During the long decades of the Cold War, faithful Catholics looking for an answer to the question of how best to provide for the common good compared liberal democratic capitalism in the United States and Western Europe with the communist tyranny of the Soviet Union. The answer to which one did a better job was not hard to arrive at. Finding few allies outside the world of fusionist conservatism, the late Michael Novak and other Catholic neoconservatives who rose to prominence during the long pontificate of St. John Paul II began to equivocate between the norms of the liberal democratic order and the common good itself. For them, a given political order was worthy of approbation only insofar as it was liberal and democratic and capitalist — and in some cases utterly unworthy of it, as in the case of General Franco's confessionally Catholic Spain, because they were not. It did not occur to them that there were other criteria for evaluating commitment to the common good.
This alliance between Catholics and American fusionist conservatives is coming to an end, I think — and soon. Young faithful Catholics who have come of age not during the Cold War but during the Great Recession recognize that tyranny comes in many forms, and that one of them is a corporate logo decked out in rainbow colors whose stock price and rights to exploit the poor of the developed world are backed by a drone army answerable to no one's authority but that of the president. They find themselves asked to choose not between communism and some theoretically just capitalism, but capitalism whose only aims seem to be profits, spoliation of the natural world, alienation of the poor from their dignity, and the promotion of vice.
Corporations are not Catholics' friends, and their bottom lines are none of our concern; abstract principles cherished by those who were Catholics' allies against atheist totalitarianism are not Catholics' principles. Progressives don't actually care about procedure or the text of the Constitution; they care about what they think is right, and they secure it by any means necessary. As Matthew Schmitz put it in a First Things magazine symposium, "Overcoming the lie of Obergefell will require us to speak with courage in the public square — not first in the self-defeating language of liberalism but rather in Christian terms of sin and grace, right and wrong."

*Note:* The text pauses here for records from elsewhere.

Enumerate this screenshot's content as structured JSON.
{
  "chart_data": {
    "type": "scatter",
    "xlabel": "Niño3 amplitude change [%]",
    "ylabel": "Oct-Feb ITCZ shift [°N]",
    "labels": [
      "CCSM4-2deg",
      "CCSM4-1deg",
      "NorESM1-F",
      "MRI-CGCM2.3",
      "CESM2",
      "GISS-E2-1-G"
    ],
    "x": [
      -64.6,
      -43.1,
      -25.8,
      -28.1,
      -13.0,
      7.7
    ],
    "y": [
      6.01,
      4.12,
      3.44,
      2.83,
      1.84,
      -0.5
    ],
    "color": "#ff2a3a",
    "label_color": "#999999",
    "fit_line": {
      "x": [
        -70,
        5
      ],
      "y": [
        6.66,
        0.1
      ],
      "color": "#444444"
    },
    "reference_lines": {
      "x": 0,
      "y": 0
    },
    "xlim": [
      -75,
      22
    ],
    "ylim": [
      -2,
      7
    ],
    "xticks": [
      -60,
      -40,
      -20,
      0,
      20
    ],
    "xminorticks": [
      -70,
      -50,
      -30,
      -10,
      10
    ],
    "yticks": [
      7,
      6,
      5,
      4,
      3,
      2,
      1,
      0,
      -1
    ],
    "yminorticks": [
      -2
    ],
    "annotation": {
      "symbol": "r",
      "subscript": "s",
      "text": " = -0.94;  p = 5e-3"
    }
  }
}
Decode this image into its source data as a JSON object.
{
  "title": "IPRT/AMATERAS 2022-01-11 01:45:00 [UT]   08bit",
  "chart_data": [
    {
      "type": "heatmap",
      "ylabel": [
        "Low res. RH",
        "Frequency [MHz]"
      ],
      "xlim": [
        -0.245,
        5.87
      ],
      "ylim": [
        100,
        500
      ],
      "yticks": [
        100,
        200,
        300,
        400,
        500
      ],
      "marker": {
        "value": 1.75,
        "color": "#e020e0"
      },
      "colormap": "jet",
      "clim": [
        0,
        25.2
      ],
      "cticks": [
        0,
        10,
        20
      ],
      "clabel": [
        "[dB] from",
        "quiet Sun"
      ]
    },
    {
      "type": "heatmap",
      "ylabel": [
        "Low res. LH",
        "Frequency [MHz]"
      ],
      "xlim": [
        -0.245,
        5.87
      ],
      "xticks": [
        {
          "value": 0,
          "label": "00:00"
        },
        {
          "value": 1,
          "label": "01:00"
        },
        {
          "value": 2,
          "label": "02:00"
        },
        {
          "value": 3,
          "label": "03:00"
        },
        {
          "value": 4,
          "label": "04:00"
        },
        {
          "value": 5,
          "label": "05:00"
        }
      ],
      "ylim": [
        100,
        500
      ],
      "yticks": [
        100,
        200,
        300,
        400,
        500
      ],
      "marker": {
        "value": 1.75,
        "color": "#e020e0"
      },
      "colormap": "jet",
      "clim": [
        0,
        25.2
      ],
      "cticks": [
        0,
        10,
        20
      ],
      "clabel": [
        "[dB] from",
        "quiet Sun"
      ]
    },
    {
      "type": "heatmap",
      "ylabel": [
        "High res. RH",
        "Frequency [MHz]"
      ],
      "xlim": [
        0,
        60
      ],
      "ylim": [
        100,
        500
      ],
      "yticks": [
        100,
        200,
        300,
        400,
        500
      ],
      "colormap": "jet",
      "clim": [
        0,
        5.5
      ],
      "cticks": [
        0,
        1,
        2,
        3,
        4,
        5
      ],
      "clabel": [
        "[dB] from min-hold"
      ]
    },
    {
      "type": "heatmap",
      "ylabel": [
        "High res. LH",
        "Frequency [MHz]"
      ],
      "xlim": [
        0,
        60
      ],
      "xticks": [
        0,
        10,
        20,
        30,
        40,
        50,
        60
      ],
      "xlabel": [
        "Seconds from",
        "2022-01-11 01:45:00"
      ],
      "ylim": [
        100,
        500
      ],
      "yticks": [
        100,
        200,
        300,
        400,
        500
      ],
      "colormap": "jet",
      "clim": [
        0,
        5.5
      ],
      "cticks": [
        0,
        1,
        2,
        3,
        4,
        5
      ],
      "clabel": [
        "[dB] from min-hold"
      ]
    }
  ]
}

This change in emphasis has practical consequences at the levels of institutions and individuals. Young people who have come up in the world of organized social conservatism at places like the Witherspoon Institute and Students for Life will blanche at the idea that fighting abortion is one cause among others, like support for the gold standard. Already writers such as Elizabeth Bruenig and Brandon McGinley are building an audience of millennial Catholic readers who wish Bernie Sanders were pro-life and trade church-inflected Pokémon memes in between rounds of debate concerning the minutiae of Latin prayer books. It's a strange world.
When these two tendencies come to a head, the results can be farcical, like any clash of generations. In a debate with Bruenig, Fr. Robert Sirico, the founder of a Catholic libertarian think tank, recently argued in favor of child labor in Thailand on the grounds that working in a sweat shop is better than being a victim of sex trafficking. (Few things aren't!) Pieces like Joe Carter's recent denunciation of First Things magazine for running a piece on the social thought of Pope Pius XI — imagine a religious magazine edited by Catholics doing that! — and John Zmirak's rants about "angry churchy millennials" who "sneer at the astonishing achievements of free-market capitalism" will probably become more common.
Our political world is being rebuilt. But for now, at least, Catholics still remain homeless.